The NPA Seven Years On: Project, Reality and Questions
Pierre Rousset
Radical Left organizations in Europe have tended to focus their attention on the major political and electoral experiences that have stood out in the recent period -- beginning with Syriza in Greece, Podemos in the Spanish... State and the Left Bloc in Portugal, and often also Die Linke in Germany, Rifondazione Comunista in Italy, the Red-Green Alliance in Denmark (RGA) and others. This is entirely justified. Still, other attempts at "doing something new" merit analysis, even where successes were fewer or shorter-lived. They provide food for thought about a broader range of national contexts.
The key thing is that the attempt to "do something new" must be real and not just cosmetic.

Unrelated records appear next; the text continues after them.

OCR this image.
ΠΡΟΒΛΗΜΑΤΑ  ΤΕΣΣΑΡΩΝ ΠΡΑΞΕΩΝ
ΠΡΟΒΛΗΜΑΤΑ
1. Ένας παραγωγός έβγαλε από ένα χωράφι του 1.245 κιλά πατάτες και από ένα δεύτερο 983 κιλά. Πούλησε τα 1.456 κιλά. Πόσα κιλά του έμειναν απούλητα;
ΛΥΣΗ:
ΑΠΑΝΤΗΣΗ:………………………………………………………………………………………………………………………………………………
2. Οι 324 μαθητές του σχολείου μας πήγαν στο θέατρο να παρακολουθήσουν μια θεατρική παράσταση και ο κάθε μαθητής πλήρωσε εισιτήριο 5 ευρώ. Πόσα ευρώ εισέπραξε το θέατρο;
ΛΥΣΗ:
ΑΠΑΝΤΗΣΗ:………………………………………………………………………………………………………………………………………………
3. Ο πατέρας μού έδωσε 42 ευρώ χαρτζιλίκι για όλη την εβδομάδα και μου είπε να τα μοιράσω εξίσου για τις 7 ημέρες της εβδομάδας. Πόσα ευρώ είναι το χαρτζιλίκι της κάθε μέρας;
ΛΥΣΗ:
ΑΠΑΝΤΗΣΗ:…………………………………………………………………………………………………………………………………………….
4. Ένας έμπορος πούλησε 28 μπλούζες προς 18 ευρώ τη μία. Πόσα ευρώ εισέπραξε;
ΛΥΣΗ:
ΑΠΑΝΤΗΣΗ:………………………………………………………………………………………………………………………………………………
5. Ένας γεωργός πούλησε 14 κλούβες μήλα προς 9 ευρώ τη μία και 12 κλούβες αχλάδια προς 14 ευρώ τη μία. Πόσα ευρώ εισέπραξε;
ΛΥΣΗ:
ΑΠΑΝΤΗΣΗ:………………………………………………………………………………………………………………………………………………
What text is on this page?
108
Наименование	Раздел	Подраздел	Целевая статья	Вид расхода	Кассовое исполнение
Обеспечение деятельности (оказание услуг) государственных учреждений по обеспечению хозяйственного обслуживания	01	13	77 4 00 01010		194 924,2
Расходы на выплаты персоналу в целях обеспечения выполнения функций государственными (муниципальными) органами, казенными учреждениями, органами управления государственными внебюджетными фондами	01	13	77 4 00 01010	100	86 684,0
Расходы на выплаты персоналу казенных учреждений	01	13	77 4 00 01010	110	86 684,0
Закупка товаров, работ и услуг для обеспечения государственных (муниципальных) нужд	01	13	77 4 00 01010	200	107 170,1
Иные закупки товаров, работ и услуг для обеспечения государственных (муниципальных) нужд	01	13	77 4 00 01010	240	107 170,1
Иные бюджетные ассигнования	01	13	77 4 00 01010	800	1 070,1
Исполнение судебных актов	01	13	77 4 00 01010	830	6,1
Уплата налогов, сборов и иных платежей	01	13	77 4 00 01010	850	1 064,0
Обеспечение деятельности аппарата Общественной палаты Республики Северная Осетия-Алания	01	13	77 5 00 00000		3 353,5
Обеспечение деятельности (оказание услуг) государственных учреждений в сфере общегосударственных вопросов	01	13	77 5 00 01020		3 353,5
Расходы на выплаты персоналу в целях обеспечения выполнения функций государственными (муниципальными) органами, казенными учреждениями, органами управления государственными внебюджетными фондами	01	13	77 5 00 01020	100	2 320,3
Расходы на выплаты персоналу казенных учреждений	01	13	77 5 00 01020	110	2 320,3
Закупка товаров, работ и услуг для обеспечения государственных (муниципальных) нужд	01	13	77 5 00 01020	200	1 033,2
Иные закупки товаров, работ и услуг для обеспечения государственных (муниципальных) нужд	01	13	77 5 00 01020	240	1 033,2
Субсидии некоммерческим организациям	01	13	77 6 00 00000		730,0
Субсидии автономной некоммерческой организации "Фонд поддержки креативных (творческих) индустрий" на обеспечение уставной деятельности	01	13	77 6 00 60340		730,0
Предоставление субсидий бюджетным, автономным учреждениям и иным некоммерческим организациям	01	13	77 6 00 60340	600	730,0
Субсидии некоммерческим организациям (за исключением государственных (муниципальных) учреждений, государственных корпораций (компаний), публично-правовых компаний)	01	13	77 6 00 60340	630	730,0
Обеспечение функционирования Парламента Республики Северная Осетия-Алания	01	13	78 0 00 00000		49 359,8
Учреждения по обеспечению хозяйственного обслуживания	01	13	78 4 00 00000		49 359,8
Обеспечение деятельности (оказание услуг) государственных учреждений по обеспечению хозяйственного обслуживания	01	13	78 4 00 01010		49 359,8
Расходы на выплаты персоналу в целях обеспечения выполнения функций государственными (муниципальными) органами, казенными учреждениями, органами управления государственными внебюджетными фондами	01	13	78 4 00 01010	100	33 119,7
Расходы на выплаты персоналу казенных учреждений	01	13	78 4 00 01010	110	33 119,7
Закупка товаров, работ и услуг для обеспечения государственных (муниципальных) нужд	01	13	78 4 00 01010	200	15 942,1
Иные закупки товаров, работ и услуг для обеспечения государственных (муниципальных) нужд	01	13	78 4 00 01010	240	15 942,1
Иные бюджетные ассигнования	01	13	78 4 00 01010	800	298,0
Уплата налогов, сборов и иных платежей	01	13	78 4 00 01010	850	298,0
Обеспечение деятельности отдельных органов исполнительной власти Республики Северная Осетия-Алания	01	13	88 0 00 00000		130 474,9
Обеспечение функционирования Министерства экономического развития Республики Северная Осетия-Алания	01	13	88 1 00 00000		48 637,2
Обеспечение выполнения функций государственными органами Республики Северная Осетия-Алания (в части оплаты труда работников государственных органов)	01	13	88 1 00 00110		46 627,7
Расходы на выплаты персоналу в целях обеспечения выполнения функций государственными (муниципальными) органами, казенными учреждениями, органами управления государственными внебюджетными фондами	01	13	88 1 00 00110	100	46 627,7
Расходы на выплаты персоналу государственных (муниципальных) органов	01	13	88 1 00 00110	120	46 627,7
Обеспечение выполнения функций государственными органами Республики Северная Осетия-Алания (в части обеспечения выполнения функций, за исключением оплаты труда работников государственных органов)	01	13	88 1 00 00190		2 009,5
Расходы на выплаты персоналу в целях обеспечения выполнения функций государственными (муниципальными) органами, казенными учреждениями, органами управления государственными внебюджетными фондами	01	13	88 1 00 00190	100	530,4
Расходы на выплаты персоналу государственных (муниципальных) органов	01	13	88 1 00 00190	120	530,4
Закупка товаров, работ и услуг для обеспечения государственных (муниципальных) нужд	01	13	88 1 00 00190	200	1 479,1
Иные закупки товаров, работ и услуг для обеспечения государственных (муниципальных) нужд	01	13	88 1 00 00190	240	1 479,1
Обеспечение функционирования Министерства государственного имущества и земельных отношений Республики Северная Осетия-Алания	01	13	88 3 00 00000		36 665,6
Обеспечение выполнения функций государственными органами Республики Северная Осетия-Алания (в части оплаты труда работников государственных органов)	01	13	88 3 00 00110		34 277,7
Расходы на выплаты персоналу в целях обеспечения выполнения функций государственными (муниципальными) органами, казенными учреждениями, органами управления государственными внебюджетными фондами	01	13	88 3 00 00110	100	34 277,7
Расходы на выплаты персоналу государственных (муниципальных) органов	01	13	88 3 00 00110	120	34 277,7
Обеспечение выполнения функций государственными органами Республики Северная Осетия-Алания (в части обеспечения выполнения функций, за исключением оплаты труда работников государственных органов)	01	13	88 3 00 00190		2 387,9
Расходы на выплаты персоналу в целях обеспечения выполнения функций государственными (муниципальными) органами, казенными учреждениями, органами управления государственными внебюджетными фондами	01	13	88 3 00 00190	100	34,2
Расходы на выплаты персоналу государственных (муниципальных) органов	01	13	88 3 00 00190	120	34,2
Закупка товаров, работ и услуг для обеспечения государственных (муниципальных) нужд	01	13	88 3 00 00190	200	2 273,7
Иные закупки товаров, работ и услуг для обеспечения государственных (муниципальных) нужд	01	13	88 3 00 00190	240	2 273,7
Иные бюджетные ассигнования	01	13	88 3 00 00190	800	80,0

This was the case with the 2009 launch of the New Anticapitalist Party (NPA) in France. No doubt, the initiative was launched by the Revolutionary Communist League (LCR) on its own, but the LCR dissolved itself at a special congress. We knew, or at least a number of us did, that we were crossing the Rubicon. Whatever was going to happen next, it wouldn't be possible to return to the past. Subsequent developments proved that there would indeed be no turning back.
The LCR itself had been a framework for regroupment. There had been mergers and not just splits! But it remained a "dated" organization, seen as a product of the radicalization of the 1960s and 1970s.